De onderzoekers vergeleken de veiligheidsgegevens van Pfizers klinische studie van het COVID-19-vaccin bij de algemene bevolking en ontdekten dat het aantal bijwerkingen hoger was bij de algemene bevolking dan bij de zeldzame neuro-immuunpopulatie die aan dit onderzoek deelnam. Een mogelijke verklaring hiervoor is dat de meerderheid van de deelnemers aan deze studie werd behandeld met immunotherapieën, die het effect van het vaccin kunnen afzwakken en op hun beurt minder ernstige bijwerkingen veroorzaken. Dit kwam vooral voor bij deelnemers die werden behandeld met therapieën die de B-cellen uitputten, zoals Rituximab. Deze observatie moet in verdere studies worden geëvalueerd.

Het lage aantal nieuwe of verslechterende neurologische symptomen na COVID-19-vaccinatie is vergelijkbaar met gegevens van bestaande (niet-levende verzwakte) vaccins die niet in verband werden gebracht met een hoger risico op terugval bij auto-immuunziekten. De onderzoekers merken op dat de gegevens die in deze studie worden gerapporteerd, kunnen helpen om de aarzeling bij de zeldzame neuro-immuunpopulatie om het COVID-19-vaccin te krijgen te verminderen.
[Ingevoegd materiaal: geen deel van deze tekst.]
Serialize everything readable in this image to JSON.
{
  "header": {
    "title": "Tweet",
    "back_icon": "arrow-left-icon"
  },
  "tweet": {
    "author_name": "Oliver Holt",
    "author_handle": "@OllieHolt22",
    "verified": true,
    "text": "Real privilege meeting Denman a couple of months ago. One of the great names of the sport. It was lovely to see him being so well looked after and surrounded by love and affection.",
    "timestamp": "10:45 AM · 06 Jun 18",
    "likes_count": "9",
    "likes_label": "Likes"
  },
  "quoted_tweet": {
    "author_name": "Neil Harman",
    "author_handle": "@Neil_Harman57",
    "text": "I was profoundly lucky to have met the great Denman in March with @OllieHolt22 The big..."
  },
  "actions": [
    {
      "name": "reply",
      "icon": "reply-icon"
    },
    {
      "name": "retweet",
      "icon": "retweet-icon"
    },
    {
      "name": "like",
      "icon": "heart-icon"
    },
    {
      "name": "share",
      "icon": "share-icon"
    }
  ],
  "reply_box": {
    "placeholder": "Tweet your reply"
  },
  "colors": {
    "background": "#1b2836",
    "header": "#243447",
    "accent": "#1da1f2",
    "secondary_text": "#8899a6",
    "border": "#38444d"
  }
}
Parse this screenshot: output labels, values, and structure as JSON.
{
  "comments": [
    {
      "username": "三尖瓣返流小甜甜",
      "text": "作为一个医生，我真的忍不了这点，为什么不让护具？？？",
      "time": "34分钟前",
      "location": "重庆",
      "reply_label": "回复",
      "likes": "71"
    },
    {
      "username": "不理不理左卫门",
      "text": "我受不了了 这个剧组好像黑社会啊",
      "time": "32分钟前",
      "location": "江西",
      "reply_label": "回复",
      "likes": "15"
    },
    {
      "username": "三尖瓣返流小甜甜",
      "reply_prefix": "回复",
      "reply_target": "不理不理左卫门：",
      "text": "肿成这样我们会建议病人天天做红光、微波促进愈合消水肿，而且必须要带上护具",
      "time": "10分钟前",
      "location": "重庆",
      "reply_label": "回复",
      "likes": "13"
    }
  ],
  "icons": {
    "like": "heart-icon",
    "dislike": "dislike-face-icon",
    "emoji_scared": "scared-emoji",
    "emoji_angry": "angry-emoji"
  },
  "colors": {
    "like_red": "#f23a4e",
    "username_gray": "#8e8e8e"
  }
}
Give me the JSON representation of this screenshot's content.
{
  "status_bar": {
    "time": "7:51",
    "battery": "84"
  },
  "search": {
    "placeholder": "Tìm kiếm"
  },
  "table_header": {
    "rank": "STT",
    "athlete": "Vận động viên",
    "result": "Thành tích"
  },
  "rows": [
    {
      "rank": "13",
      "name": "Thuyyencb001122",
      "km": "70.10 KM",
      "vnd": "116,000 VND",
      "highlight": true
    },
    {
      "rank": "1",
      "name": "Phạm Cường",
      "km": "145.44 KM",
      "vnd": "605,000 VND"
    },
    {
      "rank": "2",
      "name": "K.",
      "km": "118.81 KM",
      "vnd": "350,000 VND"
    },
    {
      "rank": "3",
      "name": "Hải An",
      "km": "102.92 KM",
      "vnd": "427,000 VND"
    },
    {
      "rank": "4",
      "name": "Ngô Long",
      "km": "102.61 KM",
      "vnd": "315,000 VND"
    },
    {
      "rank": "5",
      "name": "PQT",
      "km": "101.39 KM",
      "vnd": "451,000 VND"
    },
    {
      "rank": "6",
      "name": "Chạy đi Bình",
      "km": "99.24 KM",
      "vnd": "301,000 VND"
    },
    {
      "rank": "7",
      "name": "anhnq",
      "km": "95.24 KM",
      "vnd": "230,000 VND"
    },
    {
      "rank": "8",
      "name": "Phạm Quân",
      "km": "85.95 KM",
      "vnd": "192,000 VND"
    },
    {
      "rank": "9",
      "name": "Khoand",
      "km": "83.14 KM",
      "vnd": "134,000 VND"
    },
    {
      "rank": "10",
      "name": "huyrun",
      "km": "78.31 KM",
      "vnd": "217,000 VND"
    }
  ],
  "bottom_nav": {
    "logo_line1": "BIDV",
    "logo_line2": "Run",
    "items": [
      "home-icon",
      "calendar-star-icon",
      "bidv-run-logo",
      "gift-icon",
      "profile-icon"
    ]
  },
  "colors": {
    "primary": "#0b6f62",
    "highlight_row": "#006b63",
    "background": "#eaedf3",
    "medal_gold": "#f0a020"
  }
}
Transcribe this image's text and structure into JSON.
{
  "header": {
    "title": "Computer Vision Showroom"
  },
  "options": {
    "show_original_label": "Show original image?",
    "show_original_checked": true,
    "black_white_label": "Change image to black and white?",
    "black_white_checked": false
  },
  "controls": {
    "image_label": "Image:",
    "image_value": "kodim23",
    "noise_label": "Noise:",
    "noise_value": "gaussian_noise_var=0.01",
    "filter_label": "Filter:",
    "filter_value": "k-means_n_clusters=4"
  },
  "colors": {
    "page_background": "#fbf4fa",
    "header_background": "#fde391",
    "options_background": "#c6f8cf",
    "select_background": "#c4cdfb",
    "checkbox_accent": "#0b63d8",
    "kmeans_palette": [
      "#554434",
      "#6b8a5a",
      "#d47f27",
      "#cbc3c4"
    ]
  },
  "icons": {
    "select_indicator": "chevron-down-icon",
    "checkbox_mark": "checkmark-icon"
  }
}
Een beperking van deze studie was dat de gegevens anoniem werden gerapporteerd en niet konden worden bevestigd door medische dossiers te bekijken. Ook ondergingen de deelnemers geen medisch onderzoek om hun symptomen te evalueren en werden alle gegevens door de patiënt gerapporteerd. Ten slotte is de studie mogelijk niet representatief voor de zeldzame neuro-immuunpopulatie als geheel, omdat factoren zoals sociaaleconomische status, etnische achtergrond en lichamelijke handicap de toegang tot sociale media en internet kunnen beïnvloeden; kenmerken zoals vrouwelijke meerderheid, leeftijd en immunotherapiebehandelingen zijn echter vergelijkbaar met andere groepen deelnemers aan NMOSD-onderzoeken die zijn gepubliceerd.

De onderzoekers concluderen dat de veiligheid van COVID-19-vaccins in de gemeenschap van zeldzame neuro-immuunziekten gunstig lijkt. Het aantal bijwerkingen na vaccinatie is vergelijkbaar met dat van de algemene bevolking, en het aantal nieuwe of verergerende neurologische symptomen is relatief laag, waarbij de meeste symptomen mild zijn, snel verdwijnen en geen aanvullende behandeling vereisen. De gegevens moeten in verdere studies worden geëvalueerd.